Panatta: “Un gesto per Gaza, ma niente violenza” in vista di Italia-Israele

Adriano Panatta interviene sul dibattito riguardo le partite tra Italia e Israele, sottolineando l'importanza di segnali pacifici dallo sport per Gaza.

Le prossime sfide tra Italia e Israele per le qualificazioni ai mondiali riaccendono il dibattito sul ruolo dello sport nei confronti dei conflitti internazionali. Adriano Panatta, intervistato dall’ANSA, invita a gesti simbolici ma pacifici, ricordando la sua esperienza personale.

Panatta e il ricordo della maglietta rossa 

Adriano Panatta torna con la memoria al 1976, quando la nazionale italiana di tennis giocò la finale di Coppa Davis in Cile, sotto la dittatura di Pinochet. In quell’occasione, Panatta indossò una maglietta rossa come segno di dissenso verso il regime cileno. “Noi facemmo una protesta, e per trent’anni non se n’è accorto nessuno”, racconta Panatta. L’ex campione sottolinea che ognuno deve scegliere come comportarsi, ma ribadisce l’importanza di segnali dati anche dallo sport, purché siano “educati e non violenti”.

Il dibattito sulle partite Italia-Israele 

In vista delle partite contro Israele, previste in campo neutro in Ungheria e poi a Udine, il dibattito si è acceso anche tra esponenti politici. Alcuni chiedono di non giocare, altri sollecitano una presa di posizione chiara, mentre la Fifa viene accusata di silenzio. Panatta interviene: “Se tutto poi deve trasformarsi in insulti o fischi contro Israele, allora meglio lasciar stare. Sono contrario a questo genere di manifestazioni”. Secondo Panatta, il dissenso dovrebbe essere rivolto contro il governo israeliano e non contro il popolo.

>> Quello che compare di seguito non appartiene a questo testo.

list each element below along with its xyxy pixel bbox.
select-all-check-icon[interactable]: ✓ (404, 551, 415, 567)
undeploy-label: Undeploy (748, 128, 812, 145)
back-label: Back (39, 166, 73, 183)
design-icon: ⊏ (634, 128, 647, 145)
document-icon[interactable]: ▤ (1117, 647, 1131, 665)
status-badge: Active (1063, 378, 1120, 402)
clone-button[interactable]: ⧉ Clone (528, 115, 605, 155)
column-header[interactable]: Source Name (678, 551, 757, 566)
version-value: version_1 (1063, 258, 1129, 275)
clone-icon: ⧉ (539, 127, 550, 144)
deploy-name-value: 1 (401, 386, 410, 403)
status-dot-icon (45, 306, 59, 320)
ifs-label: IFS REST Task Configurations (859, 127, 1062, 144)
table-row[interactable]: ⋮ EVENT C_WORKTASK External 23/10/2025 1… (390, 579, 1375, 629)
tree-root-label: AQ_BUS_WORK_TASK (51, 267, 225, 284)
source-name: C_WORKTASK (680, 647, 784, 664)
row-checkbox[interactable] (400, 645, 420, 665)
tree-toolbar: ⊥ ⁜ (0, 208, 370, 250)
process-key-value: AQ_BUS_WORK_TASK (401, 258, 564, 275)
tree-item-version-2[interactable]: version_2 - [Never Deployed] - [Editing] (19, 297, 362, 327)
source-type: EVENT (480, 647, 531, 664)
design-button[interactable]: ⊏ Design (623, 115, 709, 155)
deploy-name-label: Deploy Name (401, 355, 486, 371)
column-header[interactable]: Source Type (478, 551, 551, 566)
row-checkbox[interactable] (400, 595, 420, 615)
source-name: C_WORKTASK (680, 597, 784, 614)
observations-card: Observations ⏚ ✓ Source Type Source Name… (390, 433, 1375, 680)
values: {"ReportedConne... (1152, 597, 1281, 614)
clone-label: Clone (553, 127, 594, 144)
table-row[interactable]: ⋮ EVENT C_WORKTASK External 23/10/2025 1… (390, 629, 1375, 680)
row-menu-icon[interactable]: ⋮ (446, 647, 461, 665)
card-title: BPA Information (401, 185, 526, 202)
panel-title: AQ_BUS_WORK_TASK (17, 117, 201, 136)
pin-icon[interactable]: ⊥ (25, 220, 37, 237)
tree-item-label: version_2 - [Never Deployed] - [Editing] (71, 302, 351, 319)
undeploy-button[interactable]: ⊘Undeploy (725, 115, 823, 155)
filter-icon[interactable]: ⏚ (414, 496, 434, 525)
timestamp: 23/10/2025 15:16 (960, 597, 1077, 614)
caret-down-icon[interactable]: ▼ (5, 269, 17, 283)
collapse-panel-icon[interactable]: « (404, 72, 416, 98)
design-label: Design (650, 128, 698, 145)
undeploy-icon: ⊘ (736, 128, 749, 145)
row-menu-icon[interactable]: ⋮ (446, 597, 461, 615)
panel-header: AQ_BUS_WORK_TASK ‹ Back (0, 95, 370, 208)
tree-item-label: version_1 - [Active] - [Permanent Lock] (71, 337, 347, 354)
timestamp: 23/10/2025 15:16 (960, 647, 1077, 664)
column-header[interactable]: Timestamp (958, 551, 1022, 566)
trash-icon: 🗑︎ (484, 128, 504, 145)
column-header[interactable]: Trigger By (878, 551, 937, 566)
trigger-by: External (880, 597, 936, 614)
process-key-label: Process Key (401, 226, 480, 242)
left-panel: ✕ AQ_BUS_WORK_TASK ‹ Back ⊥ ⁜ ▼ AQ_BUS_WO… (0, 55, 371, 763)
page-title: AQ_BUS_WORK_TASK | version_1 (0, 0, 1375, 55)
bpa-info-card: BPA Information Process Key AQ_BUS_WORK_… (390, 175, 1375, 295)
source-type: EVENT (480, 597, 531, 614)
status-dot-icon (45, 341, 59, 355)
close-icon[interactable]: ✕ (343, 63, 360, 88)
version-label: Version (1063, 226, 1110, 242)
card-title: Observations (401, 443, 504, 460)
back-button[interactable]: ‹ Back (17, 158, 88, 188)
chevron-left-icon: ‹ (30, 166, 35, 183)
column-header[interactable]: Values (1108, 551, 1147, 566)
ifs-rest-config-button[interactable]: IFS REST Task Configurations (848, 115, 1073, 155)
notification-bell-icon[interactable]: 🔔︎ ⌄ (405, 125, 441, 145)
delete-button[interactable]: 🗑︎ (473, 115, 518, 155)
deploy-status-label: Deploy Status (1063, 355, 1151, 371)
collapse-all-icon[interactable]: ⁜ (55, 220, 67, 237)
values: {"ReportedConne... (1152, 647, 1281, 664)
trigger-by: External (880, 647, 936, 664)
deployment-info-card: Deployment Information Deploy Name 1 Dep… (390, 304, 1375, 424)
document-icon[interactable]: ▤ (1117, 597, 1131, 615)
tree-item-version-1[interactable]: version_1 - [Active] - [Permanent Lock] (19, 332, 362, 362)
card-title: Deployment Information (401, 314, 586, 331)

Gesti simbolici e limiti della protesta 

Panatta non indica quale gesto sarebbe più opportuno, ma ribadisce che “i segnali sono sempre importanti” e che “fondamentale è che non siano violenti”. L’ex tennista aggiunge: “Quello che si dovrebbe scegliere non so e non voglio dirlo – e forse non è neppure importante cosa. Dico che il dissenso deve essere contro Netanyahu, non contro il popolo israeliano”. Panatta conclude che se la protesta dovesse sfociare in insulti, lui sarebbe sempre contrario.